It is no longer news that the US delegation to the World Health Assembly attempted to undermine a worldwide resolution in support of breastfeeding1. Another member nation, Ecuador, stepped up to sponsor this non-controversial resolution, but the US threatened severe trade sanctions and withdrawal of military support, and ultimately Russia brought the resolution forward and it passed.
The resolution contained language in support of “…effective implementation of measures aimed at giving effect to the International Code of Marketing of Breast-milk Substitutes…” which many suspect was the trigger for the US delegation’s otherwise inexplicable behavior. Adopted by the World Health Organization in 1981, the Code aims to protect families, mothers and infants from marketing and commercial promotion of breast-milk substitutes (aka infant formula). 2 Formula “dumping” (provision of free or low cost samples of formula to vulnerable populations) and aggressive formula marketing are associated globally with decreased breastfeeding. The multi-billion dollar infant formula industry has a clear and vested interest in continued access to worldwide formula markets, and the Code is an interference.
Russia’s willingness to advance the Resolution on Infant and Young Child Feeding was critical. The Resolution lays out the rationale, member state obligations, and technical framework for protecting, promoting and supporting breastfeeding worldwide. The United States Breastfeeding Coalition (USBC)’s e-newsletter Weekly Wire, called “Staying Abreast” (available free and online at http://www.usbreastfeeding.org/enews) lists this week 14 national organizations, including the American Academy of Pediatrics & American College of Obstetricians and Gynecologists, that have published statements in support of breastfeeding, in opposition to the actions of the US Delegation, and in response to embarrassingly uninformed tweets from President Trump and Health and Human Services spokespeople.
The tweets, widely available on any media, include very misleading statements.
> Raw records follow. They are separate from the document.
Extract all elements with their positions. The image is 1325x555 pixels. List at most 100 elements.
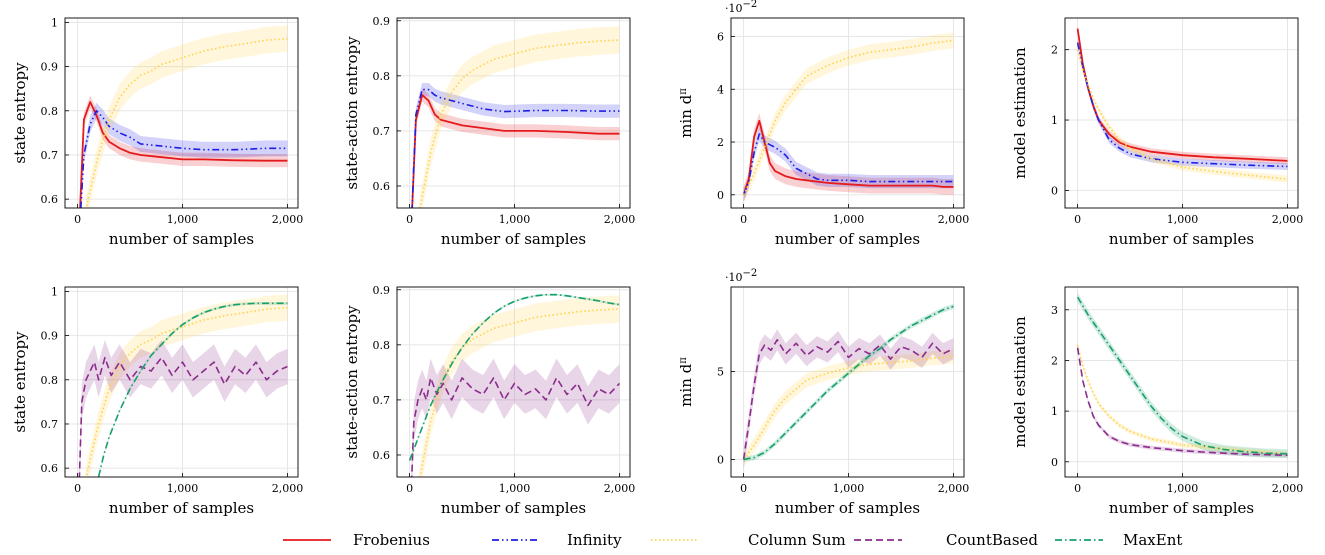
y-tick-label: 0.8 <box>373 70 391 83</box>
y-tick-label: 1 <box>51 285 58 298</box>
line-column-sum <box>85 38 288 208</box>
legend-label-countbased: CountBased <box>946 531 1038 549</box>
axis-exponent-power: −2 <box>743 268 758 279</box>
series-group <box>1076 25 1288 183</box>
x-tick-label: 2,000 <box>938 482 970 495</box>
y-tick-label: 2 <box>1051 44 1058 57</box>
band-maxent <box>743 303 954 462</box>
y-axis-label: model estimation <box>1011 47 1029 179</box>
x-axis-label: number of samples <box>775 230 920 248</box>
x-tick-label: 2,000 <box>1272 213 1304 226</box>
x-tick-label: 0 <box>1074 213 1081 226</box>
chart-panel-6: 0 1,000 2,000 0.6 0.7 0.8 0.9 number of samples… <box>343 284 636 517</box>
legend: Frobenius Infinity Column Sum CountBased Max… <box>283 531 1182 549</box>
x-axis-label: number of samples <box>1109 230 1254 248</box>
y-tick-label: 0.9 <box>41 330 59 343</box>
y-tick-label: 0.6 <box>41 193 59 206</box>
x-axis-label: number of samples <box>109 499 254 517</box>
axes-frame <box>1064 286 1299 478</box>
x-tick-label: 2,000 <box>938 213 970 226</box>
x-tick-label: 2,000 <box>272 213 304 226</box>
chart-panel-1: 0 1,000 2,000 0.6 0.7 0.8 0.9 1 number of sample… <box>11 16 304 248</box>
band-column-sum <box>743 349 954 467</box>
x-tick-label: 0 <box>406 482 413 495</box>
band-frobenius <box>79 95 288 208</box>
line-infinity <box>80 110 288 208</box>
y-tick-label: 1 <box>51 16 58 29</box>
y-axis-label: model estimation <box>1011 316 1029 448</box>
line-countbased <box>410 377 621 477</box>
line-countbased <box>742 339 954 460</box>
x-tick-label: 2,000 <box>604 482 636 495</box>
y-tick-label: 0.6 <box>41 462 59 475</box>
band-column-sum <box>84 25 288 208</box>
band-frobenius <box>743 113 954 203</box>
axes-frame <box>396 17 631 209</box>
axis-exponent-power: −2 <box>743 0 758 10</box>
axes-frame <box>730 17 965 209</box>
x-tick-label: 1,000 <box>1167 213 1199 226</box>
series-group <box>742 303 954 470</box>
y-tick-label: 0.9 <box>373 284 391 297</box>
chart-panel-3: 0 1,000 2,000 0 2 4 6 number of samples min dπ ·1… <box>677 0 969 248</box>
x-tick-label: 1,000 <box>499 213 531 226</box>
x-tick-label: 0 <box>740 482 747 495</box>
y-axis-label: min dπ <box>677 88 695 138</box>
line-infinity <box>742 133 954 196</box>
series-group <box>79 25 288 208</box>
series-group <box>411 26 620 208</box>
line-countbased <box>1076 347 1288 456</box>
line-frobenius <box>1076 28 1288 162</box>
y-tick-label: 0.7 <box>41 418 59 431</box>
x-tick-label: 0 <box>406 213 413 226</box>
line-frobenius <box>79 101 288 208</box>
band-column-sum <box>418 26 620 208</box>
line-column-sum <box>742 39 954 196</box>
y-axis-label-superscript: π <box>678 88 689 95</box>
y-tick-label: 0.7 <box>41 149 59 162</box>
legend-label-frobenius: Frobenius <box>353 531 430 549</box>
y-tick-label: 0.6 <box>373 180 391 193</box>
line-maxent <box>1076 296 1288 455</box>
y-tick-label: 1 <box>1051 114 1058 127</box>
x-axis-label: number of samples <box>109 230 254 248</box>
line-column-sum <box>1076 49 1288 180</box>
y-tick-label: 6 <box>717 30 724 43</box>
y-axis-label: state entropy <box>11 62 29 164</box>
series-group <box>742 32 954 203</box>
line-column-sum <box>742 355 954 460</box>
y-tick-label: 0 <box>1051 184 1058 197</box>
legend-label-infinity: Infinity <box>567 531 622 549</box>
y-axis-label-superscript: π <box>678 357 689 364</box>
axes-frame <box>730 286 965 478</box>
series-group <box>1076 292 1288 459</box>
axes-frame <box>396 286 631 478</box>
x-tick-label: 1,000 <box>167 482 199 495</box>
x-tick-label: 1,000 <box>833 482 865 495</box>
x-tick-label: 2,000 <box>272 482 304 495</box>
band-countbased <box>78 340 288 477</box>
band-column-sum <box>743 32 954 203</box>
x-axis-label: number of samples <box>441 230 586 248</box>
x-tick-label: 0 <box>740 213 747 226</box>
y-tick-label: 0.7 <box>373 394 391 407</box>
legend-label-maxent: MaxEnt <box>1123 531 1182 549</box>
y-tick-label: 0 <box>717 189 724 202</box>
band-column-sum <box>84 294 288 477</box>
x-axis-label: number of samples <box>775 499 920 517</box>
axes-frame <box>1064 17 1299 209</box>
chart-panel-8: 0 1,000 2,000 0 1 2 3 number of samples model es… <box>1011 286 1304 517</box>
x-tick-label: 0 <box>1074 482 1081 495</box>
y-tick-label: 0 <box>1051 456 1058 469</box>
chart-panel-7: 0 1,000 2,000 0 5 number of samples min dπ ·10−… <box>677 268 969 518</box>
y-tick-label: 0 <box>717 453 724 466</box>
y-axis-label: state-action entropy <box>343 36 361 190</box>
y-tick-label: 0.9 <box>373 15 391 28</box>
y-tick-label: 0.8 <box>373 339 391 352</box>
x-tick-label: 1,000 <box>499 482 531 495</box>
y-axis-label: state-action entropy <box>343 305 361 459</box>
y-tick-label: 0.9 <box>41 61 59 74</box>
x-tick-label: 2,000 <box>1272 482 1304 495</box>
x-tick-label: 2,000 <box>604 213 636 226</box>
President Trump apparently was worried that women would be denied access to formula, which has not yet been a global health problem. He apparently thought that women need formula “because of malnutrition and poverty,” which reveals a personal knowledge gap that one can only hope his advisors are rushing to remediate. Infants can become malnourished by not breastfeeding, particularly if the water supply is unsafe or unsanitary, and mothers can become impoverished if they allocate precious financial resources to infant formula, rather than breastfeeding, which is free.
As readers already know, breastfeeding is actually likely the most cost-effective global health intervention known. Optimal breastfeeding means exclusive breastfeeding through 6 months, followed by introduction of safe and appropriate complementary feeds and continued breastfeeding to at least one year of life. Optimal breastfeeding decreases the risk of both all-cause and infection-related mortality for infants and older children in a dose-dependent manner.3 Women’s health, too, benefits from breastfeeding, which reduces risk of breast cancer and type 2 diabetes, and reduces cardiovascular risk.4 Rollins and colleagues offer the staggering estimate that the cost of not breastfeeding is estimated at $302 billion worldwide annually.5 Now there is a business opportunity that surely is worth protecting, promoting and supporting!
1. Infant and Young Child Feeding. World Health Organization Seventy-First World Health Assembly. <http://apps.who.int/gb/ebwha/pdf_files/WHA71/A71_ACONF4Rev1-en.pdf> accessed 7/11/2018.
2. International Code of Marketing of Breast-milk Substitutes. World Health Organization. Geneva, 1981. <http://www.who.int/nutrition/publications/code_english.pdf > accessed 7/11/2018.
3. Sankar MJ, Sinha B, Chowdhury R, Bhandari N, Taneja S, Martines J, Bahl R. Optimal breastfeeding practices and infant and child mortality: a systematic review and meta-analysis. Acta Paediatr. 2015 Dec;104(467):3-13.
4. Victora CG, Bahl R, Barros AJ, França GV, Horton S, Krasevec J, et al; Lancet Breastfeeding Series Group. Breastfeeding in the 21st century: epidemiology, mechanisms, and lifelong effect. Lancet. 2016;387(10017):475-90.
5. Rollins NC, Bhandari N, Hajeebhoy N, Horton S, Lutter CK, Martines JC, et al; Lancet Breastfeeding Series Group. Why invest, and what it will take to improve breastfeeding practices? Lancet. 2016;387(10017):491-504.